Heritage Christian Online School is British Columbia’s largest distributed learning programme when you count student numbers by full-time equivalent. Over the last ten years we have grown into a full service provider on a number of levels in BC. Our full time enrolment is well over 2,000. Every year we cross-enrol over 3,000 students from nearly every high school. We develop our own online course content and license to schools across Canada, both public and independent—so we assumed that we could easily work in other provinces, particularly our neighbor to the east. We have found in our two provinces greater differences in systems and standards than we first thought.

Alberta is as different from BC in how it approaches education as Canada is to the United States. On the surface we look the same. In terms of representative student enrolment, we are the two western provinces that have been at the top of online education for years in our country. There is the Western and Northern Canadian Protocol that is supposed to be aligning our curriculum. But, alas, we are still so very far from each other. Since we started two years ago we have been on a steep learning curve. Some of the key differences are found below.

Alberta is good at developing a relational leadership approach with its schools and divisions. BC is focused far more on regulation. We have had to look a lot harder to find out the regulations, learning outcomes and management systems in Alberta. In BC everything is spelled out on the Web. Yet, we have found that Alberta Education works more closely with its schools in their budgeting, developing three year plans and providing guidance with much less regulation.

BC has led the way because it has regulated distributed learning so that school districts and independent boards know what to do to get started and follow the rules. Alberta has moved a bit more slowly because of three factors:

  • The grandfathering of unique conditions for Alberta Distance Learning Centre (ADLC) has made it difficult for start-up programmes in various school divisions and the private schools. This is changing as those unique conditions for ADLC are being removed.
  • ADLC has adopted a much more blended approach to learning than what is found in British Columbia, which has focused more on the total distance learning student.
  • Perhaps a third reason that Alberta Education has developed distance learning educational policy more slowly would be the well developed and resourced traditional home schooling movement in Alberta. In British Columbia, many homeschoolers transitioned to distributed learning because that is where the resources were.

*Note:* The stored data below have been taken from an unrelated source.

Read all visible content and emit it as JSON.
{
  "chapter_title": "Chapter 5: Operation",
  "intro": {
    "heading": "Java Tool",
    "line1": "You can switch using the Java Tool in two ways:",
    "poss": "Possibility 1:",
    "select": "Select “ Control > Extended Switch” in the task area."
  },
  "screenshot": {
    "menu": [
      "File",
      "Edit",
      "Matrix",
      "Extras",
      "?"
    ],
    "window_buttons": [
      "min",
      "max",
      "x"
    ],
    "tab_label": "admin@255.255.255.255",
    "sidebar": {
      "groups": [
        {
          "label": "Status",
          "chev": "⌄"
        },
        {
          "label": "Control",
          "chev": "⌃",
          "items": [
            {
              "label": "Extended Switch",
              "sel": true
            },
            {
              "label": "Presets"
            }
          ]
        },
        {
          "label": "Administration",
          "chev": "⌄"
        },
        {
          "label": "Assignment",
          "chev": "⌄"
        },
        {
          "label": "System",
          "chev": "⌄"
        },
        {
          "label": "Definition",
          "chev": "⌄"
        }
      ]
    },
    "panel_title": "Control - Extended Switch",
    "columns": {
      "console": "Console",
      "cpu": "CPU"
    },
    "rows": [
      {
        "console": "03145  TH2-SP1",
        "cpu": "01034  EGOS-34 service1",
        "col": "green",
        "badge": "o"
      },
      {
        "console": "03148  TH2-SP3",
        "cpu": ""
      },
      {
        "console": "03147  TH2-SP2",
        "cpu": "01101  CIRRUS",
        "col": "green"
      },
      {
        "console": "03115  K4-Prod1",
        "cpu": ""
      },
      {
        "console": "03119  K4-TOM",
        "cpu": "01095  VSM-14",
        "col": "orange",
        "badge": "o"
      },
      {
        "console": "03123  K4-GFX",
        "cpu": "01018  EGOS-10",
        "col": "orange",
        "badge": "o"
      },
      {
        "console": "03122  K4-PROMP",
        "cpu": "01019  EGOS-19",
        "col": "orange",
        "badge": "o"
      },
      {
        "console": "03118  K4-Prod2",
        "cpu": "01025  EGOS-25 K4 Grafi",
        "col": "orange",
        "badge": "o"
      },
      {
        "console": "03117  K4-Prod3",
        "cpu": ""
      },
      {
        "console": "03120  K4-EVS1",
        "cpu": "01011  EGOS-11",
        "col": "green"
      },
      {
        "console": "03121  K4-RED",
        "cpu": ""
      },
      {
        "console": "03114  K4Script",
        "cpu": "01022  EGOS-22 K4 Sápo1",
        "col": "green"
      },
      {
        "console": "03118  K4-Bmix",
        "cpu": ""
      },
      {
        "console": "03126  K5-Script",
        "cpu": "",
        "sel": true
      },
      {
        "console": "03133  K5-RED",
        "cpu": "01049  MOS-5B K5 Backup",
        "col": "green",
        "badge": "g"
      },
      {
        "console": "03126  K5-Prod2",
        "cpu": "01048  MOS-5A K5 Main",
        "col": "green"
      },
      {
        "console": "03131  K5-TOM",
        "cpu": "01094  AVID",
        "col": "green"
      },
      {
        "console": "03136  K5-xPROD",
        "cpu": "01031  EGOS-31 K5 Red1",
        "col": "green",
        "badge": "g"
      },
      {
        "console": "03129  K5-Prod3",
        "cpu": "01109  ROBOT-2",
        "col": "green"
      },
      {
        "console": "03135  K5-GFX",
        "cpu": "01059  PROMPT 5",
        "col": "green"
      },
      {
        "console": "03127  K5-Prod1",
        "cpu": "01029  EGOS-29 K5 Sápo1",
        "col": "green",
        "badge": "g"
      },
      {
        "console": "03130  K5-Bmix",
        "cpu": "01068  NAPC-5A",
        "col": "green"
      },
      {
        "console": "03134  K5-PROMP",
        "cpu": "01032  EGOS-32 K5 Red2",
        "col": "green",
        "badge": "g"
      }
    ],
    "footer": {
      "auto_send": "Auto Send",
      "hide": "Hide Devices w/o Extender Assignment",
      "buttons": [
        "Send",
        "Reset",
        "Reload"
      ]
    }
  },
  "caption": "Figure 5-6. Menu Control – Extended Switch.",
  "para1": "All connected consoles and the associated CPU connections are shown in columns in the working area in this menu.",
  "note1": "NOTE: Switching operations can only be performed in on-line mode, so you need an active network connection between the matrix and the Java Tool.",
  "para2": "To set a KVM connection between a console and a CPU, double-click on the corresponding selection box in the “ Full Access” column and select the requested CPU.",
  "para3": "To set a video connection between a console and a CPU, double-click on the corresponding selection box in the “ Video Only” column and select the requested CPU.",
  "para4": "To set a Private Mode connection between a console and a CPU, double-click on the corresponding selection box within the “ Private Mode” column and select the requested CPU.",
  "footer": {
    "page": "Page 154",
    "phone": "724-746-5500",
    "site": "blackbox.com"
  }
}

Private schools have not aggressively embraced distributed learning, but we believe it will become a new frontier in Alberta. Heritage had to have a campus in Alberta before we were allowed to start online. There is considerable concern that we are just importing a BC programme—this is of course, not the case. We are now working closely with an Alberta based non-profit that is running the campus programme. We have started Alberta Christian Online School and are working with students all over the province. Instead of a programme that has multiple regulations that can almost stifle innovation, we are working closely to shape our distributed learning programmes with Alberta Education to fit them into the organization’s expectations.